LUI. J’étais obligé de présenter des excuses, mais cela ne change pas le fond de l’affaire. Votre profession ne suscite toujours pas mon enthousiasme et je n’ai pas besoin de vos services.
ELLE. Alors, maintenant que nous nous sommes excusés tous les deux, vous pouvez retourner à votre dîner et à votre travail si extraordinairement important.
LUI. (Il se lève mais ne part pas.). Pourquoi ne retournerions-nous pas ensemble à ma table?
ELLE. Qu’a-t-elle de mieux que la mienne?
LUI. Qu’a-t-elle de pire?
ELLE. Voyez-vous, quand une femme vient s’asseoir à côté d’un homme, cela est considéré comme immoral, ce que vous m’avez laissé entendre avec la délicatesse qui vous est propre. Mais lorsqu’un homme s’assoit à la table d’une femme et commence à l’importuner, on ne sait pas pourquoi, cela prend toutes les apparences de la normalité et personne ne s’en trouve dérangé. Si bien qu’il vaut mieux que je reste à ma table. Ici, au moins, je me sens maîtresse de la situation. Et personne ne pourra dire que je m’impose.
LUI. En d’autres termes, vous m’invitez à venir m’asseoir?
ELLE. Je n’ai pas dit cela. Mais si vous en demandez l’autorisation, je ne dirai pas non.
LUI. Je vois. Donc, vous m’autorisez?
ELLE. Je vous accorde un temps d’essai.
LUI. Merci.
L’homme s’assoit.
Longue pause.
ELLE. Eh bien, vous êtes bien silencieux!
LUI. Et que dois-je dire?
ELLE. Puisque vous voilà assis à ma table, c’est votre tour, maintenant, de me divertir.

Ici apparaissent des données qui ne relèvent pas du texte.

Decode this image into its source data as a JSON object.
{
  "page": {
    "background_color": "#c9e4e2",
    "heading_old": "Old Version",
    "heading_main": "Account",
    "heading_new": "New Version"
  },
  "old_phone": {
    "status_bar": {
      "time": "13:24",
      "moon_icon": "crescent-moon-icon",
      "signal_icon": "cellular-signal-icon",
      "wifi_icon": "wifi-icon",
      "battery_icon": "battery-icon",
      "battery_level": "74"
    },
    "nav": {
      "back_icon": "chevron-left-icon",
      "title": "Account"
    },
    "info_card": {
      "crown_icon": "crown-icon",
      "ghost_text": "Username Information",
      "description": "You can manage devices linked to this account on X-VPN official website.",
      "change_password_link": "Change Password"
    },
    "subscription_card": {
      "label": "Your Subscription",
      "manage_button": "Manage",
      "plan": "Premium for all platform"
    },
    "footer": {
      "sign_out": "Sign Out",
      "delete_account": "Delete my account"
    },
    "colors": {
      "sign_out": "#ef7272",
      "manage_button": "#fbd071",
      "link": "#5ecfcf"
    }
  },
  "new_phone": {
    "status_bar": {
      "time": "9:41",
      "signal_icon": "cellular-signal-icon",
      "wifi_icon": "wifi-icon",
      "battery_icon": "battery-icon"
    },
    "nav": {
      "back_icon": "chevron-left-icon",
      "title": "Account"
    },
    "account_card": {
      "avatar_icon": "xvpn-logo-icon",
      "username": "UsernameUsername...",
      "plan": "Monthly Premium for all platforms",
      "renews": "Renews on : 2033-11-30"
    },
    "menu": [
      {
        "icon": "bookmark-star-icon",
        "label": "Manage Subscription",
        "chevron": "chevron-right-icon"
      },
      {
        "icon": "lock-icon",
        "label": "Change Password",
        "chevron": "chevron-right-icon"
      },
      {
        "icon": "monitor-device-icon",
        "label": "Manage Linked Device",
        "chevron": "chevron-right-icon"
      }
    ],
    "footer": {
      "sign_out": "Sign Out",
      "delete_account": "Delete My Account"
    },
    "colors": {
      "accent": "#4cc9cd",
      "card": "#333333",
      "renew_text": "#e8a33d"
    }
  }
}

LUI. Vous le faites mieux que moi.
ELLE. Merci. Au demeurant, vous ne connaissez pas encore dans toute leur étendue mes aptitudes. Comme disait une prima donna de vaudeville vantarde : « Je donnerai de la voix le soir ».
LUI. Cela promet beaucoup.
ELLE. Je tiens toujours mes promesses.
LUI. Permettez-moi encore une fois de répéter : vous êtes une interlocutrice intéressante et je suis prêt à discuter avec vous autant que vous voudrez. Mais rien de plus. De sorte que si vous escomptez un salaire, il vaut mieux que vous ne perdiez pas votre temps et que vous trouviez un autre client.
ELLE. Vous vous conduisez très bizarrement. D’ordinaire, les hommes veulent passer directement à la chose, sans aucune discussion. Et vous, vous préférez les discussions et évitez la chose.
LUI. Ce que vous appelez la chose, la première venue sait comment y conduire. Mais soutenir intelligemment une conversation intéressante n’est pas à la portée de n’importe qui. Ce serait un péché que de laisser passer l’occasion.
ELLE. Par soutenir intelligemment une conversation intéressante, vous entendez, bien évidemment, échange de grossièretés.
LUI. Je peux vous expliquer, pourquoi j’ai été brusque avec vous. J’ai senti que l’on me prenait à l’abordage. Cela ne m’a pas plu et j’ai été contraint de me défendre. Si la conversation que nous devons avoir se déroule sans allusions érotiques, je me sentirai libre et c’est avec plaisir que je parlerai avec vous d’Alice au pays des merveilles.
ELLE. Dites-moi sans ambages ce qui vous dérange chez moi. Je suis affreuse? Ennuyeuse? Désagréable?
LUI. Pas du tout.
ELLE. Alors, où est le problème?
LUI. Eh bien, voyez vous-même, pourquoi me lancer dans une aventure avec une inconnue? Vous avez du charme, je ne le nie pas. C’est sans doute agréable de s’endormir avec vous, mais peut-être que demain je me réveillerai sans argent, sans papiers. Et peut-être que votre petit ami fait équipe avec vous et qu’il me fendra le crâne pour avoir mon portefeuille.
ELLE. Quel homme raisonnable et prudent vous faites! Vous prévoyez tout.
LUI. À vos yeux, je sais, c’est un défaut. « Plaignons qui prévoit tout… ».